Monday, July 19, 2010

A very nice approach to get the babies familiar with things.. Flashcards.. :)

How to teach your baby to speak..

Jom try sama2.. :))

Babies absorb so much in the first few years of life. It is amazing what an impact everything you do has on an infant. With infants, it can sometimes be hard to tell what they are taking in because they cannot yet communicate with words. Teaching a baby to speak is fundamentally important for their development.

Talk to them all the time. As you change them, tell them what you are doing, and always speak in a soft, calming voice. Go through each step of everything you do with them. It may seem strange to say, "Now, I am taking off your diaper. I see you're wet." or, "Look at this nice big bowl of applesauce! Doesn't it look yummy?" But babies respond to it, even if it may be hard to see it.

Watch your baby's responses. When you talk to them, pause, as you would in a normal conversation, and give them time to respond.
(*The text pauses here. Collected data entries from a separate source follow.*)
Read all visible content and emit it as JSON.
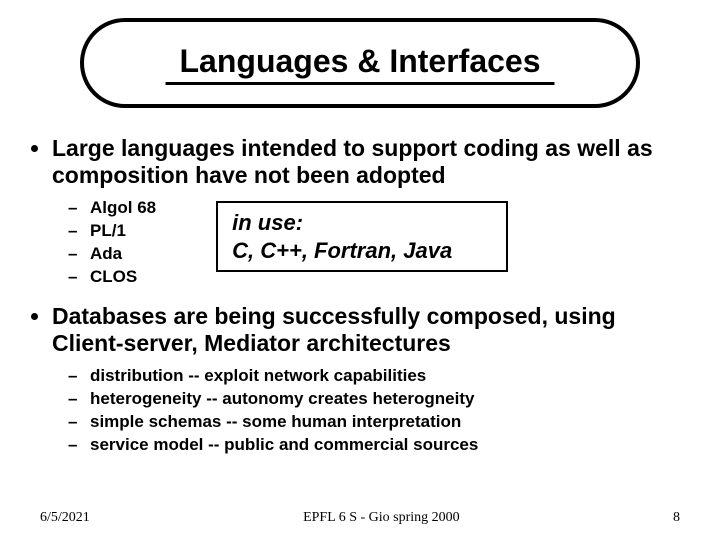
{
  "title": "Languages & Interfaces",
  "bullets": {
    "b1": "Large languages intended to support coding as well as composition have not been adopted",
    "b1_sub": {
      "s0": "Algol 68",
      "s1": "PL/1",
      "s2": "Ada",
      "s3": "CLOS"
    },
    "callout_line1": "in use:",
    "callout_line2": "C, C++, Fortran, Java",
    "b2": "Databases are being successfully composed, using Client-server, Mediator architectures",
    "b2_sub": {
      "s0": "distribution -- exploit network capabilities",
      "s1": "heterogeneity -- autonomy creates heterogneity",
      "s2": "simple schemas -- some human interpretation",
      "s3": "service model -- public and commercial sources"
    }
  },
  "footer": {
    "date": "6/5/2021",
    "center": "EPFL 6 S -  Gio spring 2000",
    "page": "8"
  }
}
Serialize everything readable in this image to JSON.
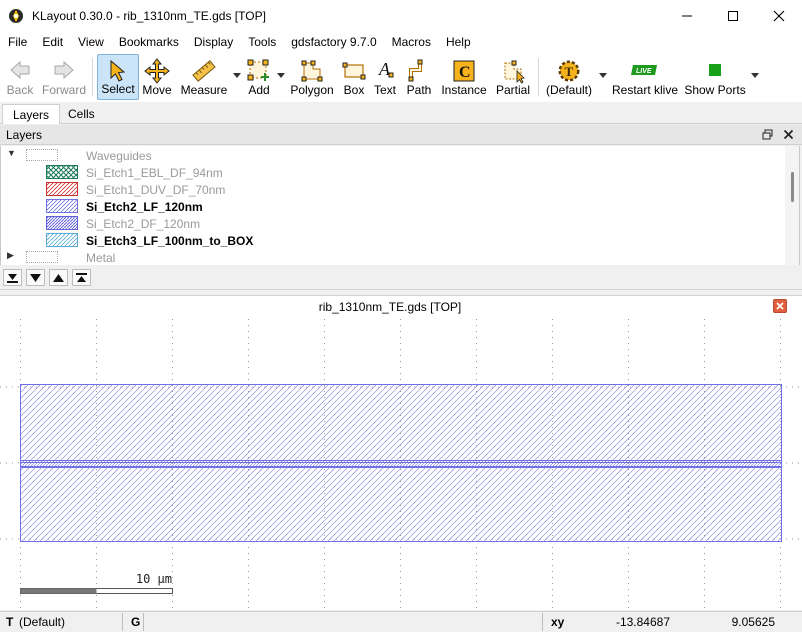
{
  "window": {
    "title": "KLayout 0.30.0 - rib_1310nm_TE.gds [TOP]",
    "app_icon": "klayout-logo-icon",
    "controls": [
      "minimize-icon",
      "maximize-icon",
      "close-icon"
    ]
  },
  "menu": [
    "File",
    "Edit",
    "View",
    "Bookmarks",
    "Display",
    "Tools",
    "gdsfactory 9.7.0",
    "Macros",
    "Help"
  ],
  "toolbar": {
    "back": "Back",
    "forward": "Forward",
    "select": "Select",
    "move": "Move",
    "measure": "Measure",
    "add": "Add",
    "polygon": "Polygon",
    "box": "Box",
    "text": "Text",
    "path": "Path",
    "instance": "Instance",
    "partial": "Partial",
    "default": "(Default)",
    "restart_klive": "Restart klive",
    "klive_badge": "LIVE",
    "show_ports": "Show Ports",
    "text_glyph": "A",
    "instance_glyph": "C",
    "default_glyph": "T"
  },
  "tabs": [
    "Layers",
    "Cells"
  ],
  "layers_panel": {
    "title": "Layers",
    "groups": [
      {
        "name": "Waveguides",
        "expanded": true
      },
      {
        "name": "Metal",
        "expanded": false
      }
    ],
    "layers": [
      {
        "name": "Si_Etch1_EBL_DF_94nm",
        "visible": false,
        "color": "#1a7a56",
        "pattern": "crosshatch"
      },
      {
        "name": "Si_Etch1_DUV_DF_70nm",
        "visible": false,
        "color": "#d03030",
        "pattern": "diagonal"
      },
      {
        "name": "Si_Etch2_LF_120nm",
        "visible": true,
        "color": "#7070e0",
        "pattern": "diagonal"
      },
      {
        "name": "Si_Etch2_DF_120nm",
        "visible": false,
        "color": "#6060d8",
        "pattern": "dense-diagonal"
      },
      {
        "name": "Si_Etch3_LF_100nm_to_BOX",
        "visible": true,
        "color": "#5aa8d8",
        "pattern": "diagonal"
      }
    ]
  },
  "canvas": {
    "title": "rib_1310nm_TE.gds [TOP]",
    "scale_label": "10 µm",
    "shape_color": "#6f6fe8"
  },
  "status": {
    "mode_key": "T",
    "mode": "(Default)",
    "grid_key": "G",
    "coord_label": "xy",
    "x": "-13.84687",
    "y": "9.05625"
  }
}
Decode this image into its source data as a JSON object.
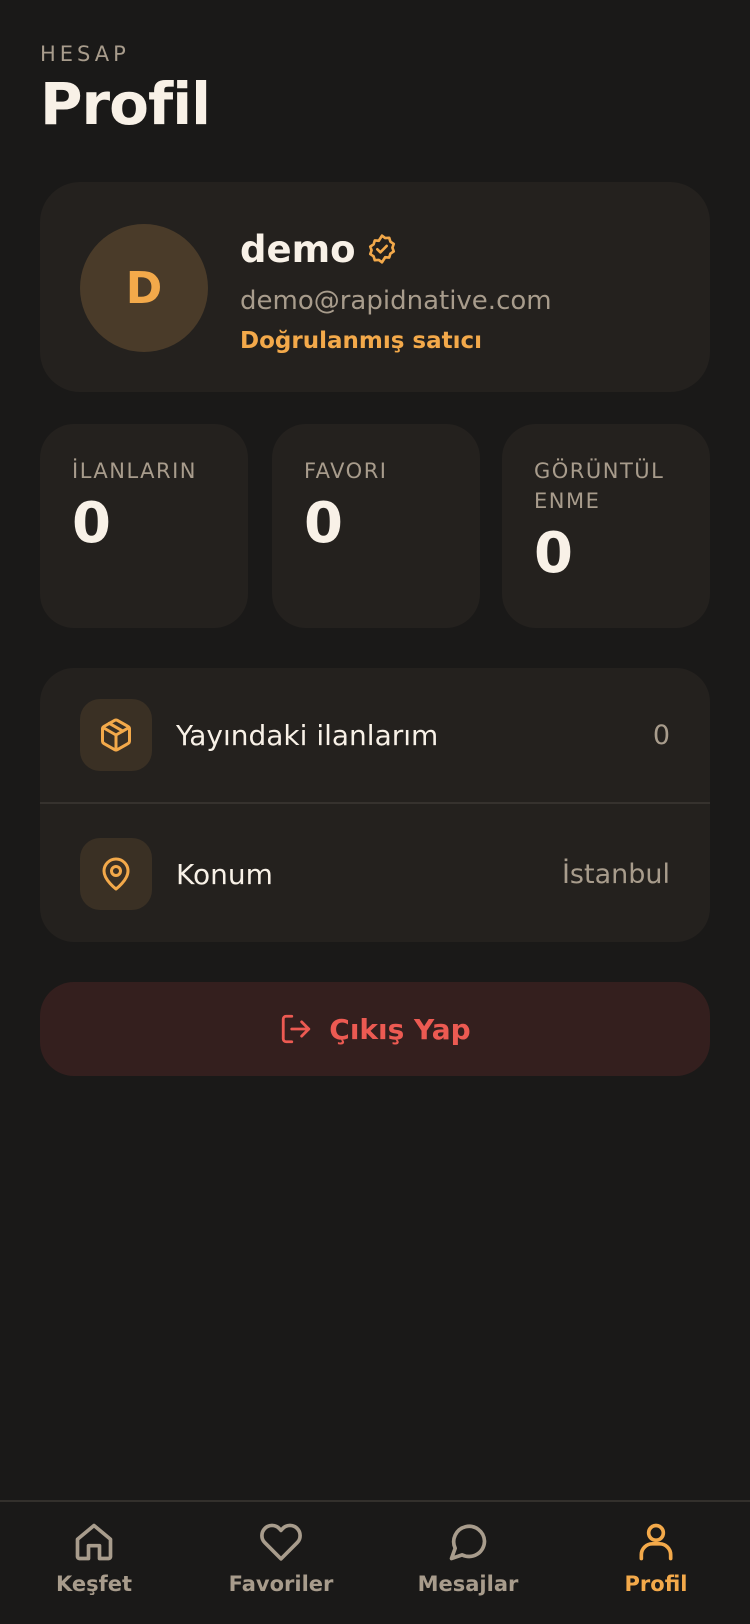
{
  "header": {
    "eyebrow": "HESAP",
    "title": "Profil"
  },
  "profile": {
    "avatar_initial": "D",
    "name": "demo",
    "email": "demo@rapidnative.com",
    "seller_status": "Doğrulanmış satıcı",
    "verified_icon": "verified-badge-icon"
  },
  "stats": [
    {
      "label": "İLANLARIN",
      "value": "0"
    },
    {
      "label": "FAVORI",
      "value": "0"
    },
    {
      "label": "GÖRÜNTÜLENME",
      "value": "0"
    }
  ],
  "menu": {
    "items": [
      {
        "icon": "package-icon",
        "label": "Yayındaki ilanlarım",
        "value": "0"
      },
      {
        "icon": "location-pin-icon",
        "label": "Konum",
        "value": "İstanbul"
      }
    ]
  },
  "logout": {
    "icon": "logout-icon",
    "label": "Çıkış Yap"
  },
  "tabbar": {
    "active": "Profil",
    "items": [
      {
        "icon": "home-icon",
        "label": "Keşfet"
      },
      {
        "icon": "heart-icon",
        "label": "Favoriler"
      },
      {
        "icon": "chat-bubble-icon",
        "label": "Mesajlar"
      },
      {
        "icon": "user-icon",
        "label": "Profil"
      }
    ]
  },
  "colors": {
    "background": "#1a1918",
    "card": "#24211e",
    "accent": "#f3a94a",
    "danger": "#ec5a52",
    "muted_text": "#a89c8c"
  }
}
Sometimes they may smile, babble, or giggle, or sometimes they may just make a face or sit there and watch you. Either way, you are showing them the pattern of communication that they will use later on in life.

Read to them at least once a day. Show them the pictures and point out things in the pictures that go along with the story. Even if you are just reading a baby book of words, point out the picture of the ball, or the cat. They identify with things they can see. They make the connection between the words spoken and the pictures they see. Even taking objects that they are familiar with and speaking the name of the object will enhance their vocabulary, and make important connections between words and the world around them.

One more thing is sign language. Some may see this as a negative step towards teaching a baby to speak, but it only enhances their knowledge and their connection to the world around them. It improves a baby's ability to communicate. Teaching them to sign words like please, thank you, and more, gives them an outlet for communicating when speaking the words is still beyond their grasp. It eliminates some of the frustration babies experience from not being able to communicate their needs. Being able to communicate their needs is important for learning communication skills, as well as fostering a bond between the child and the caregiver. If the infant feels his or her needs are being met, trust is formed between the child and the caregiver, and the infant learns that through communication, he or she can get what she needs or wants. It is basically a cause-and-effect learning situation.